Lingering on Hop Along’s Ragged Precision

Our music reviews seek to trace the narratives that weave between songs and albums. Check out our Rhythmic Fiction tag for other stories told through music.

I stumbled upon a small rock band from Philly by total accident. One of Hop Along’s newest songs came up on auto-play in a video I had been listening to. The streaming service started playing a Hop Along song right I was about to close the window. Upon hearing a distorted guitar effect, I decided to give this unknown song a listen. A few hours later, I had ordered two copies of Hop Along’s newest album, Painted Shut, for myself and a friend. (The friend had asked me to burn the CD for him, but I prefer to give my money to smaller bands than rip their music. They’ve earned it.)

This is not the first time I have found new music by happy accident, and damn, with the streak I’m on, I hope it’s not the last.

“I never once seen a teenager look so radiant”

“The Knock” opens with a peppy yet effortless tune and bass rift to match the drums. What is immediately apparent is that lead vocalist Frances Quinlan has a voice unlike most others. She can carry a sweet note like a bell before raising it to a breathy falsetto, and then forcing it into a scratchy almost-whine.

The lyrics are simple, but do not tell a simplistic story. Listening to Quinlan sing gives the impression that there is much more left unsaid: “You said ‘Why did you get so sentimental over them?’ / I wasn’t it’s just it’s been a long time since / I was moved to crying.”

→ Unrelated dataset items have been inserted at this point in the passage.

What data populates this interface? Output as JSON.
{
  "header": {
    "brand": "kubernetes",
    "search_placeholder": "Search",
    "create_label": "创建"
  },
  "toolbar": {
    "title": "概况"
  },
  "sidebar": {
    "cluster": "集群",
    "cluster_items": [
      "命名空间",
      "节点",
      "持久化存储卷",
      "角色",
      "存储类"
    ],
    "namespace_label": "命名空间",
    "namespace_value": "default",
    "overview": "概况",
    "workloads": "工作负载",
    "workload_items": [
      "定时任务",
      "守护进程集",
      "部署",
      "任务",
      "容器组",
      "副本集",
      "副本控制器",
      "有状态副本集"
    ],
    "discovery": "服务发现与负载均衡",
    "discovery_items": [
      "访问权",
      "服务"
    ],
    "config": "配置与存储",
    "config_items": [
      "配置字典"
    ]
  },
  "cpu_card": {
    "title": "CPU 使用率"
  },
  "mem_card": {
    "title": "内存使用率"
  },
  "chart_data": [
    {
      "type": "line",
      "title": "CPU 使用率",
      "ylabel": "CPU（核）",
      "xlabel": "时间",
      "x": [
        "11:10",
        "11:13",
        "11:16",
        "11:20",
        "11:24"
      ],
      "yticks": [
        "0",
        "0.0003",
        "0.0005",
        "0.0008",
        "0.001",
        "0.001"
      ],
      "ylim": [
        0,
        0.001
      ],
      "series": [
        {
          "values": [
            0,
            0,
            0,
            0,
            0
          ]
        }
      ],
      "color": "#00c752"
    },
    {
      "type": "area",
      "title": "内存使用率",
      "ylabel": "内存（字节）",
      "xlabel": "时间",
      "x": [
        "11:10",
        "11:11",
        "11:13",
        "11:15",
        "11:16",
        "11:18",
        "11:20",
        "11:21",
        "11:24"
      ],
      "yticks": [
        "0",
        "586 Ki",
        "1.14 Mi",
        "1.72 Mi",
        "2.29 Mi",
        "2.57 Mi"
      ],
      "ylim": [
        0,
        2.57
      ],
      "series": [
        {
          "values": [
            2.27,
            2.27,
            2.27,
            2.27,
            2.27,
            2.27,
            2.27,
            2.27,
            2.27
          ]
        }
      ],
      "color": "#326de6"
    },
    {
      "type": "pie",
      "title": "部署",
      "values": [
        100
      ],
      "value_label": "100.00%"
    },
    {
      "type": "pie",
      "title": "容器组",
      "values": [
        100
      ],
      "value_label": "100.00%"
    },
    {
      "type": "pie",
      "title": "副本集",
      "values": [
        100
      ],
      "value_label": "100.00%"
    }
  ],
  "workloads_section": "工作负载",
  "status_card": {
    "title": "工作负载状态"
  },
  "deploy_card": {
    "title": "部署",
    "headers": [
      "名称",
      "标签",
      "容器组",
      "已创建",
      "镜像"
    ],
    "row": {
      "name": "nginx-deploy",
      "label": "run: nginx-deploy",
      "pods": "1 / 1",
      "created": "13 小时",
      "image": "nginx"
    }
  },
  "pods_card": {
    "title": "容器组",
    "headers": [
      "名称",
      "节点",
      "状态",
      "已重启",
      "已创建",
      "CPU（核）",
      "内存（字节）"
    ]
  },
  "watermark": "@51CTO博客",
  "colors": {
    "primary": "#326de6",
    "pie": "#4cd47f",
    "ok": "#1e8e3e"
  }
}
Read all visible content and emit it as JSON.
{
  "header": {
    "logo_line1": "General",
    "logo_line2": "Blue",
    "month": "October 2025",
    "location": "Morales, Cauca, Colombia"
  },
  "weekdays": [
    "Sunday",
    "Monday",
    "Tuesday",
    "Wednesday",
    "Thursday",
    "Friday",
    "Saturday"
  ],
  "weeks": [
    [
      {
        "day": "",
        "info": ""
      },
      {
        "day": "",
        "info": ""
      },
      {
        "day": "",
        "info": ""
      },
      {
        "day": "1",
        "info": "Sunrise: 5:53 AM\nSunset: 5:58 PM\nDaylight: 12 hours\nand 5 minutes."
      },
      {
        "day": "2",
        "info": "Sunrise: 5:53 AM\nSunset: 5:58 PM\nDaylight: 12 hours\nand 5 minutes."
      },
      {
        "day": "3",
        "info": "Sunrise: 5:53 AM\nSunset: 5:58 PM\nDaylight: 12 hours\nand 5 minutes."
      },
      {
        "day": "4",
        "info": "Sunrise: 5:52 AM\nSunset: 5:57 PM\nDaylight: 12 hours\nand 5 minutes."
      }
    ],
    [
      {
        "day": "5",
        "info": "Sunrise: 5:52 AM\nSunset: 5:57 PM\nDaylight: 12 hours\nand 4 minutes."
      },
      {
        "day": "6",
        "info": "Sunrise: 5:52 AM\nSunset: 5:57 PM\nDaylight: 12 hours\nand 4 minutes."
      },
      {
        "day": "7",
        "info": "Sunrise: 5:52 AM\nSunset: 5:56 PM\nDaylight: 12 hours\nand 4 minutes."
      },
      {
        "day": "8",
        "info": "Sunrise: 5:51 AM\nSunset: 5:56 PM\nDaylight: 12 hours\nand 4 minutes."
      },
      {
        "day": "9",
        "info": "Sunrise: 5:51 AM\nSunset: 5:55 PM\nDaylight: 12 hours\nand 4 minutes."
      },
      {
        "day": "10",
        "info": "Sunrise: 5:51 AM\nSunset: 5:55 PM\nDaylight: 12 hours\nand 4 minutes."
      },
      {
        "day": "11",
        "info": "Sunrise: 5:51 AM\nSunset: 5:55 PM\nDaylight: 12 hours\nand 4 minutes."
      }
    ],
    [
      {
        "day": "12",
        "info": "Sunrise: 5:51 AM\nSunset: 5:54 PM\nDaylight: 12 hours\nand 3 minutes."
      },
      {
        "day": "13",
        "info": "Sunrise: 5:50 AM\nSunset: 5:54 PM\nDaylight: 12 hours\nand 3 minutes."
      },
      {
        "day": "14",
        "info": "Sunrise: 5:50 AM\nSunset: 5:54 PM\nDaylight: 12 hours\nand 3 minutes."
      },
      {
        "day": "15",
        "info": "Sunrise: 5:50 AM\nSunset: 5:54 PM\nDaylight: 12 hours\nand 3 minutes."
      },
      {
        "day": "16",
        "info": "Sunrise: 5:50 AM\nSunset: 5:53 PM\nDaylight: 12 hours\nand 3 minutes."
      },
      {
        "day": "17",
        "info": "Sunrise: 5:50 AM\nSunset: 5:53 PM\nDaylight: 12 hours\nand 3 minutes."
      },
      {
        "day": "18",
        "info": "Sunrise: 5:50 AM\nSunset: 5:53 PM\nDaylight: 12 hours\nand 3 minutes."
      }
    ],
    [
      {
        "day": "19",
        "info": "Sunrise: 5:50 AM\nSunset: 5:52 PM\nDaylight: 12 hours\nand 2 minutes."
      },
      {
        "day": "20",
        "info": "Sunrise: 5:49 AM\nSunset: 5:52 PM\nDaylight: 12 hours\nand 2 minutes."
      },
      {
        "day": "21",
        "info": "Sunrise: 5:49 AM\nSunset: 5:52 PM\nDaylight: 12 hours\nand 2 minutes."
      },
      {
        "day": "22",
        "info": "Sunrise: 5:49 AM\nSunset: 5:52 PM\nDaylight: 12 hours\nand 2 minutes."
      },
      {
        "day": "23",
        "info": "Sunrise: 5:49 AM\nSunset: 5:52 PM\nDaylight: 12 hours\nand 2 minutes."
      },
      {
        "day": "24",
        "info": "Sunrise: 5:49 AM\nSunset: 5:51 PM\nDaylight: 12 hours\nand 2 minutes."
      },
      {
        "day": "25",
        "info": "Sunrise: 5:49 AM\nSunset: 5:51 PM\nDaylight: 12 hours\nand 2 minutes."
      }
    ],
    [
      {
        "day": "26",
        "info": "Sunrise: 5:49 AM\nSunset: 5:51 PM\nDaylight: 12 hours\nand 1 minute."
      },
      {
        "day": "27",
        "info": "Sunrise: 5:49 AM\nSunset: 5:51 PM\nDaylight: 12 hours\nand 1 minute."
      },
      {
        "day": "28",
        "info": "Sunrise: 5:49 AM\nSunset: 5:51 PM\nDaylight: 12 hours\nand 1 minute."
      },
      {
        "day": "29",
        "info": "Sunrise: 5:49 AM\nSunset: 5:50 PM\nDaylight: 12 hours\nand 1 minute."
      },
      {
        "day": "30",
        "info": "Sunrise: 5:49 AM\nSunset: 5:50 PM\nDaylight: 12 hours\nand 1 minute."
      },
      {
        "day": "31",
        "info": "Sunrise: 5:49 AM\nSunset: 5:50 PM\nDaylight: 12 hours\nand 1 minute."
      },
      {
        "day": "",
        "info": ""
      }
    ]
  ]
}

It’s hard to pin down what is so appealing about Hop Along’s music. The melodies and rhythms flow freely through the speakers without dominating the airspace. Their songs are ever present, but not overwhelming in either their energy or their complexity. Painted Shut is the perfect driving album, taking the mind away into relatable stories without being distracting.

“We all will remember things the same”

“Buddy in the Parade” discusses things left behind, while “Horseshoe Crab” feels reminiscent. Again, more seems to be left unsaid, but that is part of what makes Quinlan’s lyrics so interesting. If this album is an onion, I feel like I’m just starting to peel back the outer rind, even after a couple dozen listens.

The music is even-keeled, but always moving. The four-piece group seems to have an innate understanding with each other, and Quinlan’s lyrics flow easily over the garage-band feel of the composition.

The album picks up again with “Waitress” in which Quinlan sees a woman come into her restaurant, and worries she will be recognized. She fears the woman would know what Quinlan did — supposedly to betray her. And then Quinlan has to wait out the table as they stay late into the night, all the while dreading that the woman will recognize her.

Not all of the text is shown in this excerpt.